さて、これ以上、ここにいても百害あって一利なしだ。この戦争で私自身の関与は可能な限り、口外はしないでもらう。これから私がやろうとしている悪巧みには、私の存在は可能な限り秘匿された方が都合がよいから。より正確には、秘匿されるような体面を取るべきというだけなんだが。
【風操術】により、浮き上がり、宙を滑空し城門を飛び越え、ストラヘイムのサガミ商会商館にある私の自室へ転移し、備え付けられているベッドに顔からダイブする。
(相変わらず、固いベッドだ。これも今後の改良点……)
そんな馬鹿なことを考えながら、私の意識はストンと失われた。
懐かしい寝苦しさに瞼を開けると、いつものように私を抱き枕にして寝息を立てている我がメイド殿が視界に入る。おまけに、竜畜生まで私のお腹を枕に大の字で爆睡していた。
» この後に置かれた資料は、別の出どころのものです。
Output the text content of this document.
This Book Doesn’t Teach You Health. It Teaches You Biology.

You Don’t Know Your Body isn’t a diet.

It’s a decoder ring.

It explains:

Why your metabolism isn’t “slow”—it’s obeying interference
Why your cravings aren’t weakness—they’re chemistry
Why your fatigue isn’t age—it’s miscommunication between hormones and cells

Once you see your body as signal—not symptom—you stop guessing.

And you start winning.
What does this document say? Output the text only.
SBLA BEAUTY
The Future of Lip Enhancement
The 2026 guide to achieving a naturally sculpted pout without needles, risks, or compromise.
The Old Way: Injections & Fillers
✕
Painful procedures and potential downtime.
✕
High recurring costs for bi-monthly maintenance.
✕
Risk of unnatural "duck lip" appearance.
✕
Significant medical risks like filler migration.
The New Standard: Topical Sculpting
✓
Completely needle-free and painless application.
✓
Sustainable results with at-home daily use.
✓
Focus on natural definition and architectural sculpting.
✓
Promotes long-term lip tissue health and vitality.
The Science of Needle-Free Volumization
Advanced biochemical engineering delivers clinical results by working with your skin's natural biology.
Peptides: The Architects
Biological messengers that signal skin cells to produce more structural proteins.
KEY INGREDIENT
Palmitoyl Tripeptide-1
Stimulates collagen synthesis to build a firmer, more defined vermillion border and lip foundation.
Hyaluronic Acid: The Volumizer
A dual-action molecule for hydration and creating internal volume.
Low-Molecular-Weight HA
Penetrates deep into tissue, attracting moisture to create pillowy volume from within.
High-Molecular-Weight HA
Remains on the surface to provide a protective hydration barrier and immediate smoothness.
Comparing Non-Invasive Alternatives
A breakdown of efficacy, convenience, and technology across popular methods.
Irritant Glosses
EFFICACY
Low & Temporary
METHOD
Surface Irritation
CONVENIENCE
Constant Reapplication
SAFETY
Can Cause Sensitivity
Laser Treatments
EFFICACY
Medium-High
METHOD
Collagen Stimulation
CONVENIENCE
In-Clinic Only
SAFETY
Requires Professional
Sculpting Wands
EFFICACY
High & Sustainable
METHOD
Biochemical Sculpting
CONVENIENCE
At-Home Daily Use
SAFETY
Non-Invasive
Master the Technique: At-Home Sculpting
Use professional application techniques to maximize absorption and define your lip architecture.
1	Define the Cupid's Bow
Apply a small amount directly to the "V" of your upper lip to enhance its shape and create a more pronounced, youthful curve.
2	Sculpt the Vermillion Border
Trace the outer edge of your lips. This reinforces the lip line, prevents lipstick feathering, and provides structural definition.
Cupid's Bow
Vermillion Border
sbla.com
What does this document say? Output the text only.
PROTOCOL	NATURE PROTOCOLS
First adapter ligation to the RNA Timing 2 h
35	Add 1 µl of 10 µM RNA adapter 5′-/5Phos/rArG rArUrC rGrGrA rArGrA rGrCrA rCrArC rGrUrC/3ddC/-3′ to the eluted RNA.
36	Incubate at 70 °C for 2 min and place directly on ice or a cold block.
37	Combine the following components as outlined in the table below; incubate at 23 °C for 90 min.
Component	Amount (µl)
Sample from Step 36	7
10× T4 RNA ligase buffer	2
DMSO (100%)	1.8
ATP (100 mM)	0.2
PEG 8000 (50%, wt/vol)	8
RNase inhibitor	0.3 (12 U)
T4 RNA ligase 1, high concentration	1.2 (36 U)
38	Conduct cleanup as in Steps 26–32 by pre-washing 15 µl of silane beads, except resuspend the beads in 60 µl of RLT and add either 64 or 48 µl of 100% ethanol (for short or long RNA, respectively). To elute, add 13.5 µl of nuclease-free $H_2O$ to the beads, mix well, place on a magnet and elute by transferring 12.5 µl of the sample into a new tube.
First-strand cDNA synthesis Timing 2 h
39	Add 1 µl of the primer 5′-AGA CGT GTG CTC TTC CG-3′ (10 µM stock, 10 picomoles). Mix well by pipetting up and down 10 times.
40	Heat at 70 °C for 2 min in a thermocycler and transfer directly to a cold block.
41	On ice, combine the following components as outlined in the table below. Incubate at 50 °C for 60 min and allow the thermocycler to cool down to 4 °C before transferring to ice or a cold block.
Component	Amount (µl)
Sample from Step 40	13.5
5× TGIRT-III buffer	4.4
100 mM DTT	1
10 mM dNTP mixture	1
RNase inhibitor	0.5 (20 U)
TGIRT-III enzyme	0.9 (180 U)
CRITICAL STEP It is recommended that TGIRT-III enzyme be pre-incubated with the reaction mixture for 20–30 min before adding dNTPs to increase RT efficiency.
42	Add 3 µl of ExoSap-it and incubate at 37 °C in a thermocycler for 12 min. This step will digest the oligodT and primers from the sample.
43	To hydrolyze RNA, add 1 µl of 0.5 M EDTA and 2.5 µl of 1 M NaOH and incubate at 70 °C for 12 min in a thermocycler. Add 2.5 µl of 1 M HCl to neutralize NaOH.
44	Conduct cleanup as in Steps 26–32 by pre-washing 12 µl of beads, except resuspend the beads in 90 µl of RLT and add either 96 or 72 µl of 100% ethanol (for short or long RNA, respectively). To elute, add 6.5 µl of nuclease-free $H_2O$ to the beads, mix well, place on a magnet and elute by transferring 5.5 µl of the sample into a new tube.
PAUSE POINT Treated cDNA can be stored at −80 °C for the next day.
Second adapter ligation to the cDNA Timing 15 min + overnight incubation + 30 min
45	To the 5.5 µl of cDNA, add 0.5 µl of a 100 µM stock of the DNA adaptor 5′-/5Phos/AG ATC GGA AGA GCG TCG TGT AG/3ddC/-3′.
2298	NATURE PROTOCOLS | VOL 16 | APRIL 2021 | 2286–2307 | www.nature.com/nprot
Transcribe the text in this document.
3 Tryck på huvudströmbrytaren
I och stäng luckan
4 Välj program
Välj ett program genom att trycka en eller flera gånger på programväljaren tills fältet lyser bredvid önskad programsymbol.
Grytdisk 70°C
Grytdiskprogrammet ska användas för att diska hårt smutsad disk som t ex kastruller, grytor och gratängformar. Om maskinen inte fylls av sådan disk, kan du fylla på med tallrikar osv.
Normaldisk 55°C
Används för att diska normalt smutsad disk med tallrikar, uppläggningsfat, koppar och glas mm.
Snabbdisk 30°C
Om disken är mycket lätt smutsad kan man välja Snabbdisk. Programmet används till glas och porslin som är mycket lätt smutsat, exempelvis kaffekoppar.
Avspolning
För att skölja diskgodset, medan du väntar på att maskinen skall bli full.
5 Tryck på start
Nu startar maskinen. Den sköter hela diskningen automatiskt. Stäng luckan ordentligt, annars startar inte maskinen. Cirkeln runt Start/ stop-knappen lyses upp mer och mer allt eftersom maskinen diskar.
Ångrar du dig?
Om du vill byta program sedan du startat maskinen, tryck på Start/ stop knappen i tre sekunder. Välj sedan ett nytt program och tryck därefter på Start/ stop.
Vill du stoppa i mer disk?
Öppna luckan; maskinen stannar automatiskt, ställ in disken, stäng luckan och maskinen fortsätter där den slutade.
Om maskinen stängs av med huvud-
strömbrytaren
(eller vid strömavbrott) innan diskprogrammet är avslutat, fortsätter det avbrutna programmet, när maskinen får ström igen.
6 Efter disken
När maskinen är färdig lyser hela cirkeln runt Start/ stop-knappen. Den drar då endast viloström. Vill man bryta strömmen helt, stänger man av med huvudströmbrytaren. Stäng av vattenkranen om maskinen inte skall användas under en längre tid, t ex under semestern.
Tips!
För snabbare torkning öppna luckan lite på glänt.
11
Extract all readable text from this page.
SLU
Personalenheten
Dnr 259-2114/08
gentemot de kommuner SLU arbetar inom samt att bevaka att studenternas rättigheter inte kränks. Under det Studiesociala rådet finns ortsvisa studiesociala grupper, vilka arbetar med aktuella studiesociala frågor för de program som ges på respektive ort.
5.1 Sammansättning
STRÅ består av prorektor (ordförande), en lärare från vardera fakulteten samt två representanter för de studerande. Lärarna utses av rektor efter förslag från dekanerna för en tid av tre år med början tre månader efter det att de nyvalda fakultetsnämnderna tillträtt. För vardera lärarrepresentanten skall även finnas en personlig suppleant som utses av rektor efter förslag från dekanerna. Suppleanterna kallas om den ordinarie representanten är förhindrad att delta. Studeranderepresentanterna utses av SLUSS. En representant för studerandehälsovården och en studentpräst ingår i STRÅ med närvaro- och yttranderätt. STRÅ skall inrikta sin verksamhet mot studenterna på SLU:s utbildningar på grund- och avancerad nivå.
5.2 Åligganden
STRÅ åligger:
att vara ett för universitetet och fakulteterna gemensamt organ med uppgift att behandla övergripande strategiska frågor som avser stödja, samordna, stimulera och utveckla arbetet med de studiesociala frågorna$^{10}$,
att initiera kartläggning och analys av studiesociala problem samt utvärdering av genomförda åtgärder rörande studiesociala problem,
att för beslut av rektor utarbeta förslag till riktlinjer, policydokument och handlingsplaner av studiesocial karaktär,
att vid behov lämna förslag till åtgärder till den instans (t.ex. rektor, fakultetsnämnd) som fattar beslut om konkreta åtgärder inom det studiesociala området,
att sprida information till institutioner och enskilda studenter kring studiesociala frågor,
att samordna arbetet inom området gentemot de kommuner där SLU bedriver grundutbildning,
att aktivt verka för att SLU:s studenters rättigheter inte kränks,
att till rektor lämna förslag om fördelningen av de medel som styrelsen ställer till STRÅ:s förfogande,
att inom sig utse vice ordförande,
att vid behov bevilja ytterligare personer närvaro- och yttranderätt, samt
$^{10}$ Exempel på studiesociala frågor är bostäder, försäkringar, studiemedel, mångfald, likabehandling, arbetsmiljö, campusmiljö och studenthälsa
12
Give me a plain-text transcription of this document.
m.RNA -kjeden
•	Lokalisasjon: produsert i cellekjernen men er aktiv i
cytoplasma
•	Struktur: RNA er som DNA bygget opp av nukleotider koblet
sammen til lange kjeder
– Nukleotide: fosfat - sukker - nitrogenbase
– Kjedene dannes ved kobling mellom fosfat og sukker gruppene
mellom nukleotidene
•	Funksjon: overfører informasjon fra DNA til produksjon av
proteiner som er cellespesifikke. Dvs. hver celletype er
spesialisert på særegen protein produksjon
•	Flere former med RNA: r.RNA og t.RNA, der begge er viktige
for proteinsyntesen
私は枕ではないというに。まあ、相手はお子様と竜畜生。説いても無駄というものか。
「で、お前は?」
部屋の円形の椅子にふんぞり返って、興味深そうに私達を観察している長身の美女にそう語りかける。
「我か? 当ててみろよ」
そんなことを言いやがった。なぜか、二日酔いのごとく頭の芯がガンガンするし、今はあまり、無駄なことにこの脳味噌を使いたくはない。
「変質者?」
「あのなぁ……」
相変わらず、笑顔のままだが、額に太い青筋を漲らせている。
「ふむ、人の部屋に無断で入るものを通常、人の社会ではそう定義するものでな。許せ」
「既に答え、出てるじゃねぇか!」
「そうともいうな」
その透き通るような美声は、遂この前聞いたばかりだし、その青髪のおまけもある。話している途中で気付いていた。
「マイペースな奴だ」
呆れたように肩を竦める青髪の女。
「で? どうやってお前はその肉体を得たのだ?」
「企業秘密だ」
「おい!」
ただでさえ、体調が激に悪い中での会話だ。せめて、スムーズな対話を要求したい。
「だって、あんた、真実伝えたら、きっと怒るし」
両手を組んで忙しなく動かしつつも、目を逸らす青色髪の女。
猛烈に嫌な予感しかしないな。
「何をした?」
「まあ、過ぎたことだし、いいじゃねぇか。それに、誓ってもいいが、お前に負担がかかる類のものではないさ(今、この時はどうだか知らねぇがな)」
私に負担がないか。それが真実ならば、確かに些細なことではあるな。
それに今はこの頭痛のせいで、あまり深く考えたくない。もう一度、寝ることにしよう。
再度瞼を閉じると、意識が薄れる中、
「我は、シルフィード。シルフィとでも呼んでくれ。これから長い付き合いになるし、良しなに頼むぞ」
そんな不吉なことを言いやがった。